De acordo com Alckmin, o aumento da proporção de etanol no combustível deve ter impacto direto na redução do preço da gasolina, além de trazer benefícios ambientais e estimular o setor agroindustrial brasileiro.

“Tem muito etanol de milho. [O país] produz o etanol e produz o DDG (Grãos Secos de Destilaria). Então, quarta-feira passa a gasolina que tinha 27,5% de etanol e passou para 30%, agora passa para 32%. Isso ajuda a gasolina a ficar mais barata, polui menos o meio ambiente e estimula a agricultura e a agroindústria que vai fazer etanol combustível e vai fazer para ração animal”, disse.

Segundo o governo federal, a mudança pode reduzir em cerca de 500 milhões de litros por mês a necessidade de importação de gasolina. O volume seria suficiente para eliminar a dependência externa do país no abastecimento do combustível, colocando o Brasil em condição de autossuficiência.

Em abril deste ano, o ministro de Minas e Energia, Alexandre Silveira, informou que a medida terá caráter excepcional e temporário, com vigência inicial de 180 dias, podendo ser prorrogada por igual período mediante decisão do CNPE.

A proposta, segundo o governo, deve melhorar a logística do setor, liberando infraestrutura atualmente utilizada para importação de gasolina e aumentando a eficiência na distribuição de outros derivados, como o diesel.
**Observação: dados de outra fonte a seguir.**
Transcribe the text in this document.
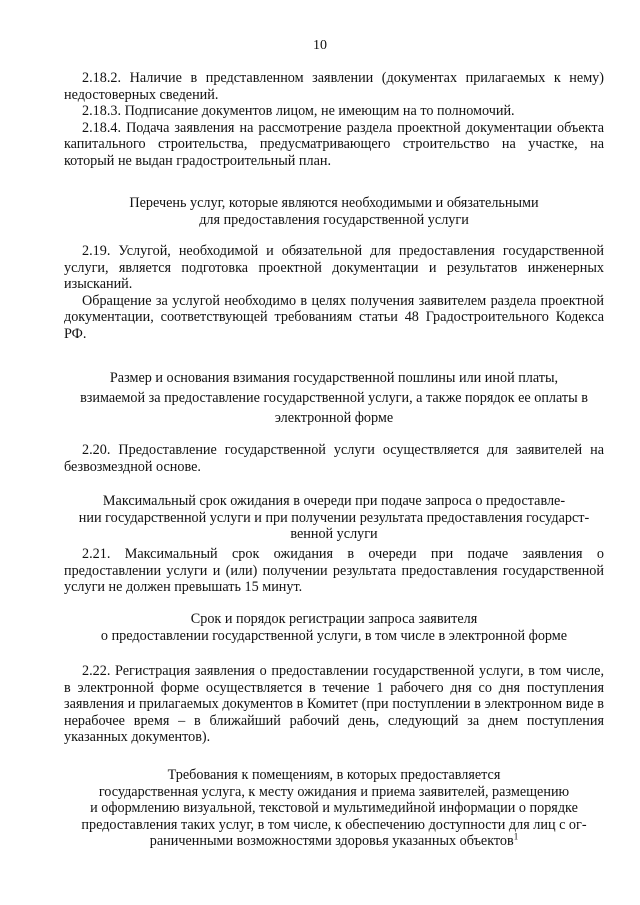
10

2.18.2. Наличие в представленном заявлении (документах прилагаемых к нему) недостоверных сведений.

2.18.3. Подписание документов лицом, не имеющим на то полномочий.

2.18.4. Подача заявления на рассмотрение раздела проектной документации объекта капитального строительства, предусматривающего строительство на участке, на который не выдан градостроительный план.

Перечень услуг, которые являются необходимыми и обязательными

для предоставления государственной услуги

2.19. Услугой, необходимой и обязательной для предоставления государственной услуги, является подготовка проектной документации и результатов инженерных изысканий.

Обращение за услугой необходимо в целях получения заявителем раздела проектной документации, соответствующей требованиям статьи 48 Градостроительного Кодекса РФ.

Размер и основания взимания государственной пошлины или иной платы,

взимаемой за предоставление государственной услуги, а также порядок ее оплаты в

электронной форме

2.20. Предоставление государственной услуги осуществляется для заявителей на безвозмездной основе.

Максимальный срок ожидания в очереди при подаче запроса о предоставле-

нии государственной услуги и при получении результата предоставления государст-

венной услуги

2.21. Максимальный срок ожидания в очереди при подаче заявления о предоставлении услуги и (или) получении результата предоставления государственной услуги не должен превышать 15 минут.

Срок и порядок регистрации запроса заявителя

о предоставлении государственной услуги, в том числе в электронной форме

2.22. Регистрация заявления о предоставлении государственной услуги, в том числе, в электронной форме осуществляется в течение 1 рабочего дня со дня поступления заявления и прилагаемых документов в Комитет (при поступлении в электронном виде в нерабочее время – в ближайший рабочий день, следующий за днем поступления указанных документов).

Требования к помещениям, в которых предоставляется

государственная услуга, к месту ожидания и приема заявителей, размещению

и оформлению визуальной, текстовой и мультимедийной информации о порядке

предоставления таких услуг, в том числе, к обеспечению доступности для лиц с ог-

раниченными возможностями здоровья указанных объектов$^1$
A medida integra as diretrizes da Lei do Combustível do Futuro, marco regulatório voltado à ampliação do uso de energias renováveis e à redução das emissões no setor de transportes. Em agosto de 2025, a mesma política elevou o percentual de etanol na gasolina de 27,5% para os atuais 30%.

Produção de etanol de milho

A produção de etanol de milho no Brasil é um dos pilares da expansão dos biocombustíveis no país. A perspectiva de produção é de aproximadamente 9 bilhões de litros, representando mais de 25% do total de etanol produzido no Brasil, segundo a União da Indústria de Cana-de-Açúcar e Bioenergia (Unica).

O Centro-Oeste é o grande motor da produção, com destaque para Mato Grosso que é o maior produtor de etanol de milho do Brasil, concentrando sozinho cerca de 70% de toda a oferta nacional. Em seguida está Goiás e Mato Grosso do Sul.

Na safra mais recente, a produção estadual atingiu a marca histórica de 5,6 bilhões de litros de etanol, com projeções apontando para um salto superior a 16% em novos ciclos.